I did eventually return to the poetry class, silenced and docile. I ended up with a D in the class.
Lynn’s teaching showed me that the relationships in the classroom are what matters. We teachers are to support our students and give them hope, not judge and rank them with grades. Every kid has a story and needs to be seen as the individual they are.
I got here to have the courage to freewrite for KGUA on the shoulders of Lynn Nelson.
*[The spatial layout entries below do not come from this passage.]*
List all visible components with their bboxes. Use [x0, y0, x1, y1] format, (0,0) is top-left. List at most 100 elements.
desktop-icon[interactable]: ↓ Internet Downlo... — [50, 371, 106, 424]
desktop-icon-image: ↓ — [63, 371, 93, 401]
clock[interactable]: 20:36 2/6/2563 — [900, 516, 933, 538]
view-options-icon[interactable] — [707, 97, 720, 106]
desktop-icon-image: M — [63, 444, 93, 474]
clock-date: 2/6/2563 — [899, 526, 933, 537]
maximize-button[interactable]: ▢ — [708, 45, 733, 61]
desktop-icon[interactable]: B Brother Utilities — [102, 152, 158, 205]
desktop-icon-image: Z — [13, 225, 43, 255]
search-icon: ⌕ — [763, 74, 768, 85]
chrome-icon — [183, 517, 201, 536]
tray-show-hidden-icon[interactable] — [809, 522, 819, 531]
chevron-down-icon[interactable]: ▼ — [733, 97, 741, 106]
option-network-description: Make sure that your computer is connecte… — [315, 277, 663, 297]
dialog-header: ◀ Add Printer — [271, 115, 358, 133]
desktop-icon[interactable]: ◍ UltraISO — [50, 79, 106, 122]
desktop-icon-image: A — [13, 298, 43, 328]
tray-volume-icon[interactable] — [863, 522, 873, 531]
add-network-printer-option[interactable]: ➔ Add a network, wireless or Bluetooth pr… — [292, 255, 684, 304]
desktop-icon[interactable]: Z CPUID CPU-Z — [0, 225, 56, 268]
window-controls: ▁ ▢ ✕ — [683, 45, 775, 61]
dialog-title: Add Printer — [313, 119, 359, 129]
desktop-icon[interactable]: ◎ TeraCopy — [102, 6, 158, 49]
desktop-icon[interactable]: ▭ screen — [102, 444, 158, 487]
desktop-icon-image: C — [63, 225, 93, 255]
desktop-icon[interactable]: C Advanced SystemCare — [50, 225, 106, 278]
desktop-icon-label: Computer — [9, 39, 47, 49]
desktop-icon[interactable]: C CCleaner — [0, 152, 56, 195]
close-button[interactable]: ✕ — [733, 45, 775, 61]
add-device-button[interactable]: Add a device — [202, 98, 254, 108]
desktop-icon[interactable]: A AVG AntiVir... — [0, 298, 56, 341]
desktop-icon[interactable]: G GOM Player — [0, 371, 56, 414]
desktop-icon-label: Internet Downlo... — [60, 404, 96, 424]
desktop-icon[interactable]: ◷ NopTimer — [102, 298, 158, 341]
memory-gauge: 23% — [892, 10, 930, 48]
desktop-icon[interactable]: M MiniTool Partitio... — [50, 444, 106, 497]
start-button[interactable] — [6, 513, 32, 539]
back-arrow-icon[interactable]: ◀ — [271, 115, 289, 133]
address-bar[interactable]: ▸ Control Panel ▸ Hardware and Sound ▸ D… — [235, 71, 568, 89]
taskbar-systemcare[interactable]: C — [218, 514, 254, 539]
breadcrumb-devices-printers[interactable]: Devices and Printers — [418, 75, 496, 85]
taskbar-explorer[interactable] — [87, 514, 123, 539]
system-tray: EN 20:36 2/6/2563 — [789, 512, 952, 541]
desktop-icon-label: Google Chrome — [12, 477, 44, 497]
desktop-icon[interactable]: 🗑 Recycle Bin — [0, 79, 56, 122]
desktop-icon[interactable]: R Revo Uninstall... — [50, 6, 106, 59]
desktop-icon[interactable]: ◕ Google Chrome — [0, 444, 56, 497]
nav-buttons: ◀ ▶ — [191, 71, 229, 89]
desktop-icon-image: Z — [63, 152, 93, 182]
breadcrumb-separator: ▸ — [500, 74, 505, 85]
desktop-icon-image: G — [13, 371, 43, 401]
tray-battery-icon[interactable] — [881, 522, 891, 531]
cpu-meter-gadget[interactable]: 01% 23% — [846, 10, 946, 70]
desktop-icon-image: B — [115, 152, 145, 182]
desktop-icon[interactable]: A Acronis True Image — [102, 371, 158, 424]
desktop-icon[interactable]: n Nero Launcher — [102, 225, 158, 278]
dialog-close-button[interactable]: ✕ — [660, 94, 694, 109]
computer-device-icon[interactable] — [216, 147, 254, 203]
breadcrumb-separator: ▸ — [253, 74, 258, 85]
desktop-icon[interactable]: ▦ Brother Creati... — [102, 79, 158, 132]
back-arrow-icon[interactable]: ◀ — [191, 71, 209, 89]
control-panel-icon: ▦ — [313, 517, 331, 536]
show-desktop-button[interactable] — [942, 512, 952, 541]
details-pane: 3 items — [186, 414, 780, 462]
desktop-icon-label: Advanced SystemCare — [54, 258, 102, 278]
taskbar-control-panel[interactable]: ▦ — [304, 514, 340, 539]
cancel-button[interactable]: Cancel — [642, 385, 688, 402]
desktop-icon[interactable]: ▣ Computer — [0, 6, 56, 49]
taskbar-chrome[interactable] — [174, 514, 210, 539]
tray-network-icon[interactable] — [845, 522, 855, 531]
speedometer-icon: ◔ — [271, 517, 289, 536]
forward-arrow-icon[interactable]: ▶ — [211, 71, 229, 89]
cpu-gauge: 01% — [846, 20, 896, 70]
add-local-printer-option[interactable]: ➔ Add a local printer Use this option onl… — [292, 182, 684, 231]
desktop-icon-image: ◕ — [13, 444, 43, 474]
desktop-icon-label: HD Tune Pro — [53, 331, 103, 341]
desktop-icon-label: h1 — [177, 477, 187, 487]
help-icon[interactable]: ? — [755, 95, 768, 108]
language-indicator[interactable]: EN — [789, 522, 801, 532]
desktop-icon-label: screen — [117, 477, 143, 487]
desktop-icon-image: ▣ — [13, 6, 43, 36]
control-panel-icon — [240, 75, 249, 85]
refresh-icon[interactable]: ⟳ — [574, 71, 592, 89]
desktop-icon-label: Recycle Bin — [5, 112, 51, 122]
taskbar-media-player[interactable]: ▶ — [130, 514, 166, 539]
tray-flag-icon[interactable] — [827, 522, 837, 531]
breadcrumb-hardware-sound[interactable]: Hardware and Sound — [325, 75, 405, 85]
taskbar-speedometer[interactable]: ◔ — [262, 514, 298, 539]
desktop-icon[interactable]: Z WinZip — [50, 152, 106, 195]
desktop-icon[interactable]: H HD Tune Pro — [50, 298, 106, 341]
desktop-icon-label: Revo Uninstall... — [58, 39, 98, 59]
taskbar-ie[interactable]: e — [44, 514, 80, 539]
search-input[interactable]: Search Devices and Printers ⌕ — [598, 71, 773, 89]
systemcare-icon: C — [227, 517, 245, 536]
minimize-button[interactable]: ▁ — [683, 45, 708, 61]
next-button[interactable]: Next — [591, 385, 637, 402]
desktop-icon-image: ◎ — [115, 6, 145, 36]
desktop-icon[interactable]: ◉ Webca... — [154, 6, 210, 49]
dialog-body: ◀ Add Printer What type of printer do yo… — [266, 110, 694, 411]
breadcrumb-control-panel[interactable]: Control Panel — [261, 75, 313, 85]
Postscript: Fifteen years later, I published a book of poetry, Sweet Dreams, Robyn, a narrative series of 60 poems about our family dealing with our four-year-old daughter’s leukemia.
We were asked to write a brief bio to accompany our piece.
Dan Rothermel of York, Maine is a decent sort. He and his ilk like to get after it. Working out at the Y, pickling on the court, walking the beach, and hiking the trails in Utah and California. With his wife Hannah, when it gets cold, he gets away to Carpinteria, California, their winter time home away from home.